Subject: Re: Multivalue tail recursion?
From: (Rob Warnock)
Date: Tue, 11 Sep 2007 04:02:36 -0500
Newsgroups: comp.lang.lisp
Message-ID: <>
David Trudgett  <> wrote:
| There is nothing elegant about using recursion to do non-recursive
| tasks, when there are better tools to hand. Minimalism as per the
| Scheme credo is not the only kind of elegance, although Scheme is
| really quite neat in its own way. For instance, it's cool to be able
| to write stuff like:
|     ((generate-operation x y z) arg1 arg2 arg3 arg4) 

You can do that in CL too with only one more token:

      (funcall (generate-operation x y z) arg1 arg2 arg3 arg4) 

To me the elegance of that is in the dynamically-generated closure,
*not* in being able to write function calls in the Scheme way per se.

| ...although I am not sure of the extent of the practical advantage
| to being able to write things like that.

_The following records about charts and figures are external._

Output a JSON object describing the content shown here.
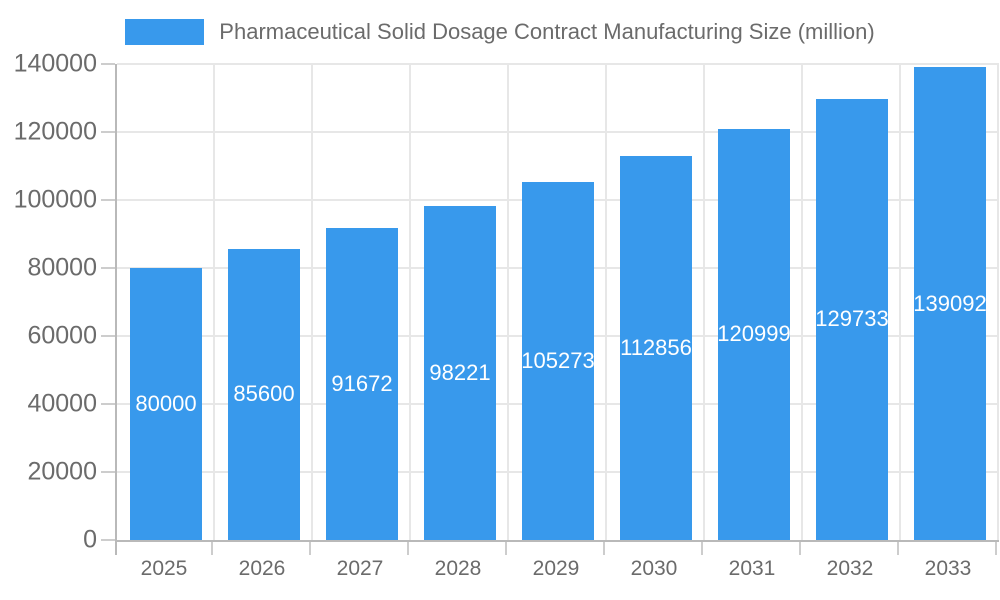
{
  "legend": {
    "label": "Pharmaceutical Solid Dosage Contract Manufacturing Size (million)"
  },
  "chart_data": {
    "type": "bar",
    "title": "Pharmaceutical Solid Dosage Contract Manufacturing Size (million)",
    "categories": [
      "2025",
      "2026",
      "2027",
      "2028",
      "2029",
      "2030",
      "2031",
      "2032",
      "2033"
    ],
    "values": [
      80000,
      85600,
      91672,
      98221,
      105273,
      112856,
      120999,
      129733,
      139092
    ],
    "bar_value_labels": [
      "80000",
      "85600",
      "91672",
      "98221",
      "105273",
      "112856",
      "120999",
      "129733",
      "139092"
    ],
    "xlabel": "",
    "ylabel": "",
    "ylim": [
      0,
      140000
    ],
    "yticks": [
      0,
      20000,
      40000,
      60000,
      80000,
      100000,
      120000,
      140000
    ],
    "ytick_labels": [
      "0",
      "20000",
      "40000",
      "60000",
      "80000",
      "100000",
      "120000",
      "140000"
    ],
    "grid": true,
    "legend_position": "top",
    "value_labels_position": "center-inside"
  },
  "colors": {
    "bar": "#3899EC",
    "grid": "#E7E7E7",
    "axis": "#B9B9B9",
    "tick": "#CDCDCD",
    "text": "#6B6B6B",
    "value_label": "#FFFFFF",
    "background": "#FFFFFF"
  }
}
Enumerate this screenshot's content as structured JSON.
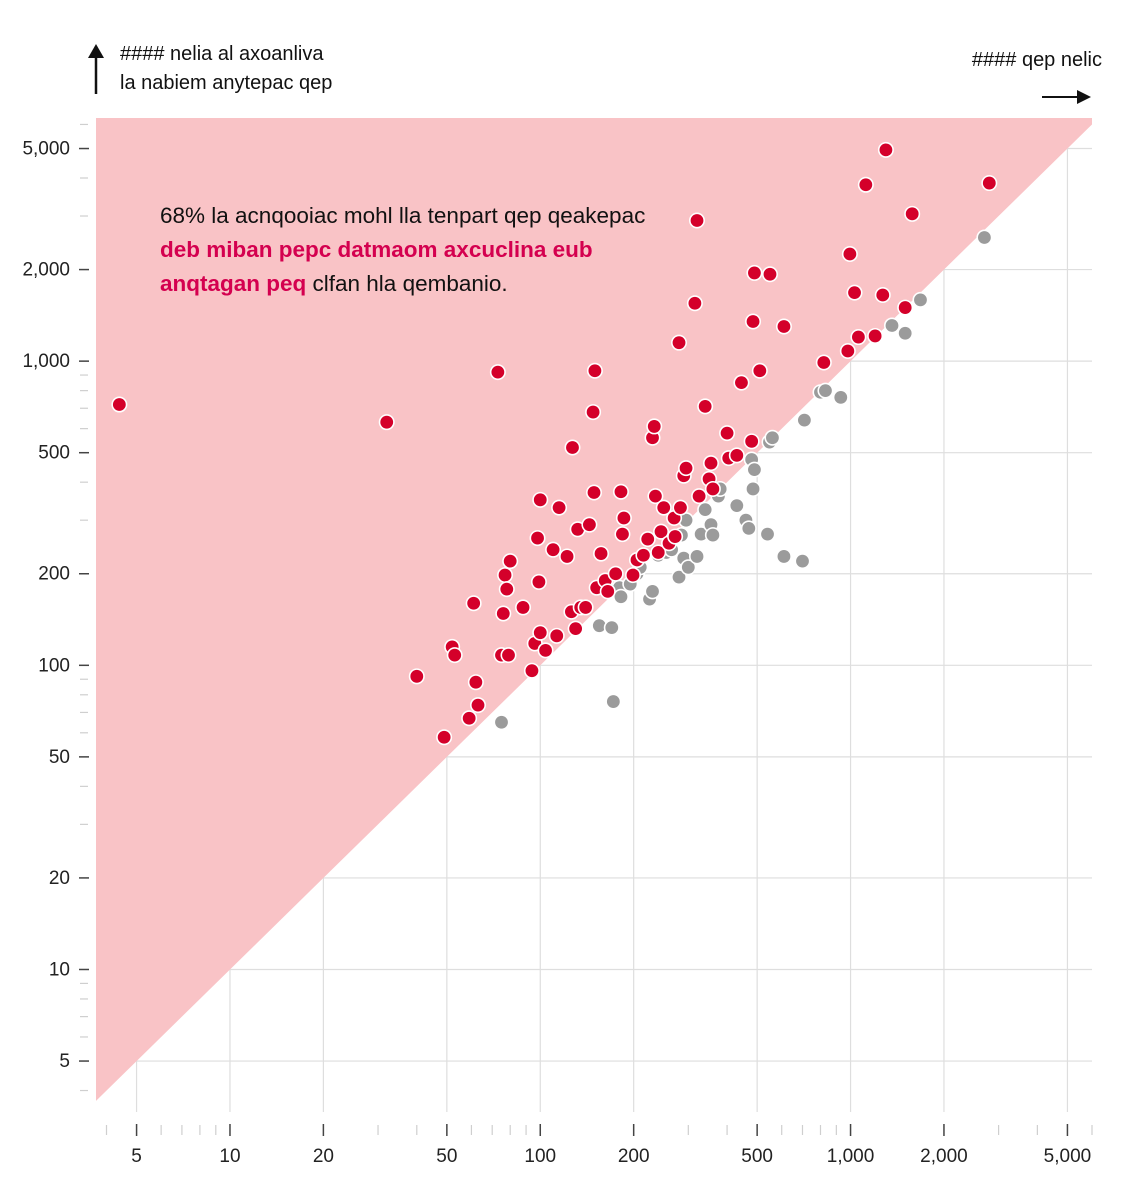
{
  "chart_data": {
    "type": "scatter",
    "xscale": "log",
    "yscale": "log",
    "xlim": [
      3.7,
      6000
    ],
    "ylim": [
      3.4,
      6300
    ],
    "grid": true,
    "ylabel_line1": "#### nelia al axoanliva",
    "ylabel_line2": "la nabiem anytepac qep",
    "xlabel": "#### qep nelic",
    "xticks": [
      5,
      10,
      20,
      50,
      100,
      200,
      500,
      1000,
      2000,
      5000
    ],
    "xtick_labels": [
      "5",
      "10",
      "20",
      "50",
      "100",
      "200",
      "500",
      "1,000",
      "2,000",
      "5,000"
    ],
    "yticks": [
      5,
      10,
      20,
      50,
      100,
      200,
      500,
      1000,
      2000,
      5000
    ],
    "ytick_labels": [
      "5",
      "10",
      "20",
      "50",
      "100",
      "200",
      "500",
      "1,000",
      "2,000",
      "5,000"
    ],
    "annotation": {
      "part1": "68% la acnqooiac mohl lla tenpart qep qeakepac ",
      "highlight": "deb miban pepc datmaom axcuclina eub anqtagan peq",
      "part2": " clfan hla qembanio."
    },
    "colors": {
      "region": "#f9c3c6",
      "above": "#d4002a",
      "below": "#9b9b9b",
      "highlight_text": "#d4004f"
    },
    "series": [
      {
        "group": "above",
        "points": [
          [
            4.4,
            720
          ],
          [
            32,
            630
          ],
          [
            40,
            92
          ],
          [
            49,
            58
          ],
          [
            52,
            115
          ],
          [
            53,
            108
          ],
          [
            59,
            67
          ],
          [
            61,
            160
          ],
          [
            62,
            88
          ],
          [
            63,
            74
          ],
          [
            73,
            920
          ],
          [
            75,
            108
          ],
          [
            76,
            148
          ],
          [
            77,
            198
          ],
          [
            78,
            178
          ],
          [
            79,
            108
          ],
          [
            80,
            220
          ],
          [
            88,
            155
          ],
          [
            94,
            96
          ],
          [
            96,
            118
          ],
          [
            98,
            262
          ],
          [
            99,
            188
          ],
          [
            100,
            128
          ],
          [
            100,
            350
          ],
          [
            104,
            112
          ],
          [
            110,
            240
          ],
          [
            113,
            125
          ],
          [
            115,
            330
          ],
          [
            122,
            228
          ],
          [
            126,
            150
          ],
          [
            127,
            520
          ],
          [
            130,
            132
          ],
          [
            132,
            280
          ],
          [
            135,
            155
          ],
          [
            140,
            155
          ],
          [
            144,
            290
          ],
          [
            148,
            680
          ],
          [
            149,
            370
          ],
          [
            150,
            930
          ],
          [
            152,
            180
          ],
          [
            157,
            233
          ],
          [
            162,
            190
          ],
          [
            165,
            175
          ],
          [
            175,
            200
          ],
          [
            182,
            372
          ],
          [
            184,
            270
          ],
          [
            186,
            305
          ],
          [
            199,
            198
          ],
          [
            205,
            222
          ],
          [
            215,
            230
          ],
          [
            222,
            260
          ],
          [
            230,
            560
          ],
          [
            233,
            610
          ],
          [
            235,
            360
          ],
          [
            240,
            235
          ],
          [
            245,
            275
          ],
          [
            250,
            330
          ],
          [
            260,
            252
          ],
          [
            270,
            305
          ],
          [
            272,
            265
          ],
          [
            280,
            1150
          ],
          [
            283,
            330
          ],
          [
            290,
            420
          ],
          [
            295,
            445
          ],
          [
            315,
            1550
          ],
          [
            320,
            2900
          ],
          [
            325,
            360
          ],
          [
            340,
            710
          ],
          [
            350,
            410
          ],
          [
            355,
            462
          ],
          [
            360,
            380
          ],
          [
            400,
            580
          ],
          [
            405,
            480
          ],
          [
            430,
            490
          ],
          [
            445,
            850
          ],
          [
            480,
            545
          ],
          [
            485,
            1350
          ],
          [
            490,
            1950
          ],
          [
            510,
            930
          ],
          [
            550,
            1930
          ],
          [
            610,
            1300
          ],
          [
            820,
            990
          ],
          [
            980,
            1080
          ],
          [
            995,
            2250
          ],
          [
            1030,
            1680
          ],
          [
            1060,
            1200
          ],
          [
            1120,
            3800
          ],
          [
            1200,
            1210
          ],
          [
            1270,
            1650
          ],
          [
            1300,
            4950
          ],
          [
            1500,
            1500
          ],
          [
            1580,
            3050
          ],
          [
            2800,
            3850
          ]
        ]
      },
      {
        "group": "below",
        "points": [
          [
            75,
            65
          ],
          [
            155,
            135
          ],
          [
            170,
            133
          ],
          [
            172,
            76
          ],
          [
            180,
            180
          ],
          [
            182,
            168
          ],
          [
            195,
            185
          ],
          [
            205,
            200
          ],
          [
            210,
            210
          ],
          [
            225,
            165
          ],
          [
            230,
            175
          ],
          [
            240,
            230
          ],
          [
            255,
            235
          ],
          [
            265,
            240
          ],
          [
            280,
            195
          ],
          [
            285,
            268
          ],
          [
            290,
            225
          ],
          [
            295,
            300
          ],
          [
            300,
            210
          ],
          [
            320,
            228
          ],
          [
            330,
            270
          ],
          [
            340,
            325
          ],
          [
            355,
            290
          ],
          [
            360,
            268
          ],
          [
            375,
            360
          ],
          [
            380,
            380
          ],
          [
            430,
            335
          ],
          [
            460,
            300
          ],
          [
            470,
            282
          ],
          [
            480,
            475
          ],
          [
            485,
            380
          ],
          [
            490,
            440
          ],
          [
            540,
            270
          ],
          [
            548,
            542
          ],
          [
            560,
            560
          ],
          [
            610,
            228
          ],
          [
            700,
            220
          ],
          [
            710,
            640
          ],
          [
            800,
            790
          ],
          [
            830,
            800
          ],
          [
            930,
            760
          ],
          [
            1360,
            1310
          ],
          [
            1500,
            1235
          ],
          [
            1680,
            1590
          ],
          [
            2700,
            2550
          ]
        ]
      }
    ]
  }
}
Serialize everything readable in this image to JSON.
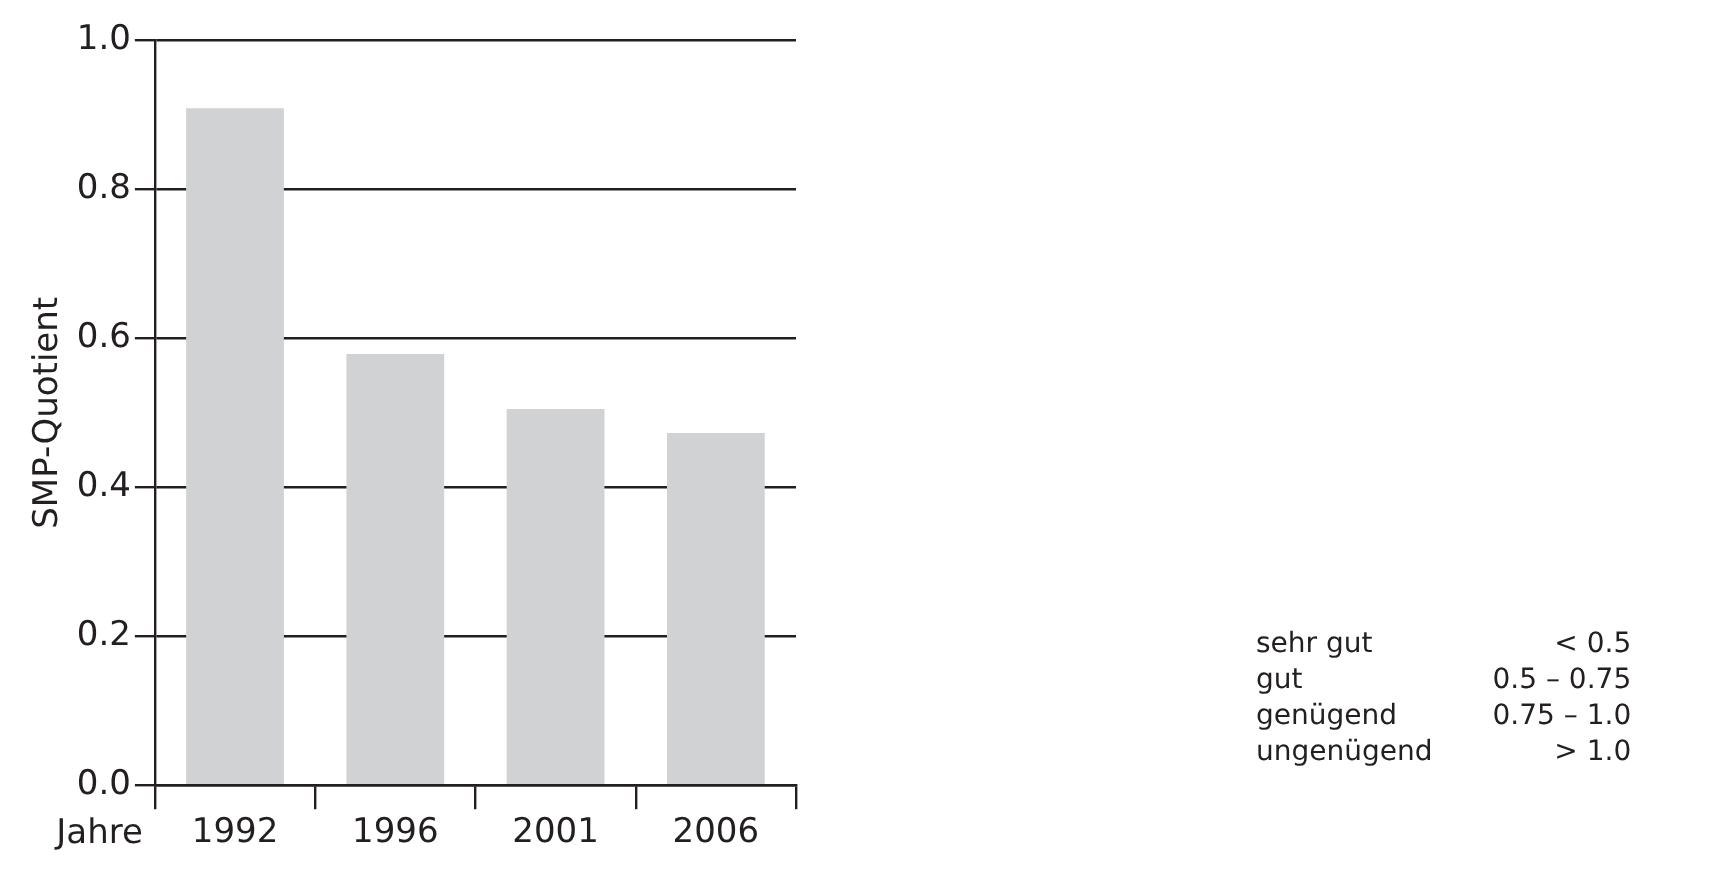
{
  "chart_data": {
    "type": "bar",
    "ylabel": "SMP-Quotient",
    "xlabel": "Jahre",
    "categories": [
      "1992",
      "1996",
      "2001",
      "2006"
    ],
    "values": [
      0.909,
      0.579,
      0.505,
      0.473
    ],
    "color": "#d1d2d4",
    "ylim": [
      0,
      1.0
    ],
    "yticks": [
      {
        "value": 0,
        "label": "0.0"
      },
      {
        "value": 0.2,
        "label": "0.2"
      },
      {
        "value": 0.4,
        "label": "0.4"
      },
      {
        "value": 0.6,
        "label": "0.6"
      },
      {
        "value": 0.8,
        "label": "0.8"
      },
      {
        "value": 1.0,
        "label": "1.0"
      }
    ],
    "grid": "y",
    "legend": false,
    "annotations": [
      "sehr gut",
      "< 0.5",
      "gut",
      "0.5 – 0.75",
      "genügend",
      "0.75 – 1.0",
      "ungenügend",
      "> 1.0"
    ]
  }
}
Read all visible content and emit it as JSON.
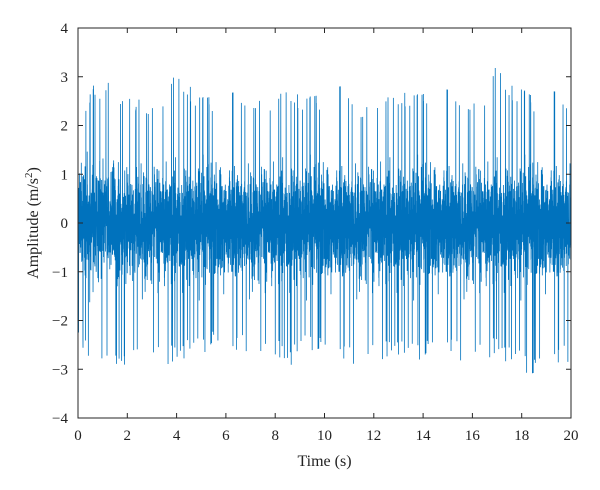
{
  "chart_data": {
    "type": "line",
    "title": "",
    "xlabel": "Time (s)",
    "ylabel_main": "Amplitude (m/s",
    "ylabel_sup": "2",
    "ylabel_tail": ")",
    "xlim": [
      0,
      20
    ],
    "ylim": [
      -4,
      4
    ],
    "xticks": [
      0,
      2,
      4,
      6,
      8,
      10,
      12,
      14,
      16,
      18,
      20
    ],
    "yticks": [
      -4,
      -3,
      -2,
      -1,
      0,
      1,
      2,
      3,
      4
    ],
    "grid": false,
    "legend": "none",
    "series": [
      {
        "color": "#0072BD",
        "description_stats": {
          "mean": 0,
          "envelope_max": 3.3,
          "envelope_min": -3.3
        },
        "x": [
          0.0,
          0.5,
          1.0,
          1.5,
          2.0,
          2.5,
          3.0,
          3.5,
          4.0,
          4.5,
          5.0,
          5.5,
          6.0,
          6.5,
          7.0,
          7.5,
          8.0,
          8.5,
          9.0,
          9.5,
          10.0,
          10.5,
          11.0,
          11.5,
          12.0,
          12.5,
          13.0,
          13.5,
          14.0,
          14.5,
          15.0,
          15.5,
          16.0,
          16.5,
          17.0,
          17.5,
          18.0,
          18.5,
          19.0,
          19.5,
          20.0
        ],
        "y_peak": [
          2.4,
          2.8,
          3.0,
          2.9,
          2.6,
          2.6,
          2.6,
          2.8,
          3.1,
          2.9,
          2.7,
          2.6,
          2.8,
          2.7,
          2.7,
          2.8,
          2.6,
          2.8,
          2.7,
          2.7,
          2.6,
          2.9,
          2.8,
          2.5,
          2.8,
          2.6,
          2.7,
          2.8,
          2.7,
          3.0,
          2.8,
          2.7,
          2.7,
          2.8,
          3.3,
          2.9,
          2.9,
          2.6,
          2.9,
          2.7,
          2.6
        ],
        "y_trough": [
          -2.5,
          -2.8,
          -2.9,
          -2.9,
          -3.0,
          -2.9,
          -2.8,
          -2.9,
          -2.9,
          -2.7,
          -2.8,
          -2.6,
          -2.9,
          -2.7,
          -2.7,
          -2.8,
          -2.7,
          -3.0,
          -2.7,
          -2.7,
          -2.8,
          -2.8,
          -3.0,
          -2.9,
          -2.8,
          -2.8,
          -2.7,
          -2.9,
          -2.9,
          -2.7,
          -2.7,
          -2.9,
          -2.8,
          -2.8,
          -2.7,
          -2.9,
          -3.1,
          -3.3,
          -2.9,
          -3.0,
          -2.9
        ]
      }
    ]
  }
}
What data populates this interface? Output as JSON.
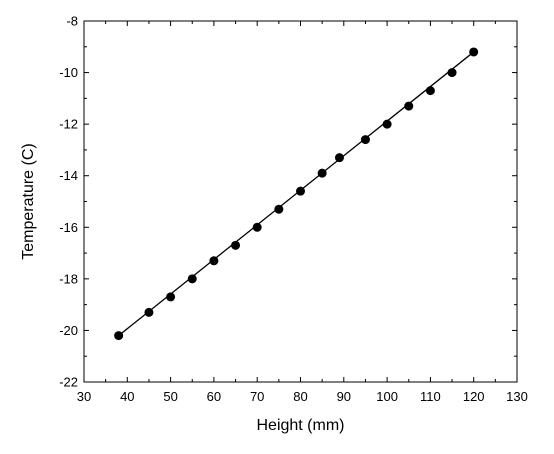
{
  "chart_data": {
    "type": "scatter",
    "title": "",
    "xlabel": "Height (mm)",
    "ylabel": "Temperature (C)",
    "xlim": [
      30,
      130
    ],
    "ylim": [
      -22,
      -8
    ],
    "x_ticks": [
      30,
      40,
      50,
      60,
      70,
      80,
      90,
      100,
      110,
      120,
      130
    ],
    "y_ticks": [
      -22,
      -20,
      -18,
      -16,
      -14,
      -12,
      -10,
      -8
    ],
    "grid": false,
    "legend": "none",
    "series": [
      {
        "x": [
          38,
          45,
          50,
          55,
          60,
          65,
          70,
          75,
          80,
          85,
          89,
          95,
          100,
          105,
          110,
          115,
          120
        ],
        "y": [
          -20.2,
          -19.3,
          -18.7,
          -18.0,
          -17.3,
          -16.7,
          -16.0,
          -15.3,
          -14.6,
          -13.9,
          -13.3,
          -12.6,
          -12.0,
          -11.3,
          -10.7,
          -10.0,
          -9.2
        ],
        "marker": "circle",
        "color": "#000000"
      }
    ],
    "fit_line": {
      "x": [
        38,
        120
      ],
      "y": [
        -20.2,
        -9.2
      ],
      "color": "#000000"
    }
  }
}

Any number of cases where GENERATE-OPERATION might do some sort
of expensive pre-computation, the results of which are then cached
in the returned closure for use multiple times, e.g.:

    (mapcar (generate-operation x y z) sequence1 sequence2 sequence3)

    (remove-if-not (generate-operation x y z) sequence)

And the classic case: GENERATE-OPERATION compiles a pattern
specified at runtime into an optimized match routine, which is
then used many times when scanning the lines of a large file, e.g.,
<> followed by using the
result in a loop with <>, or the like.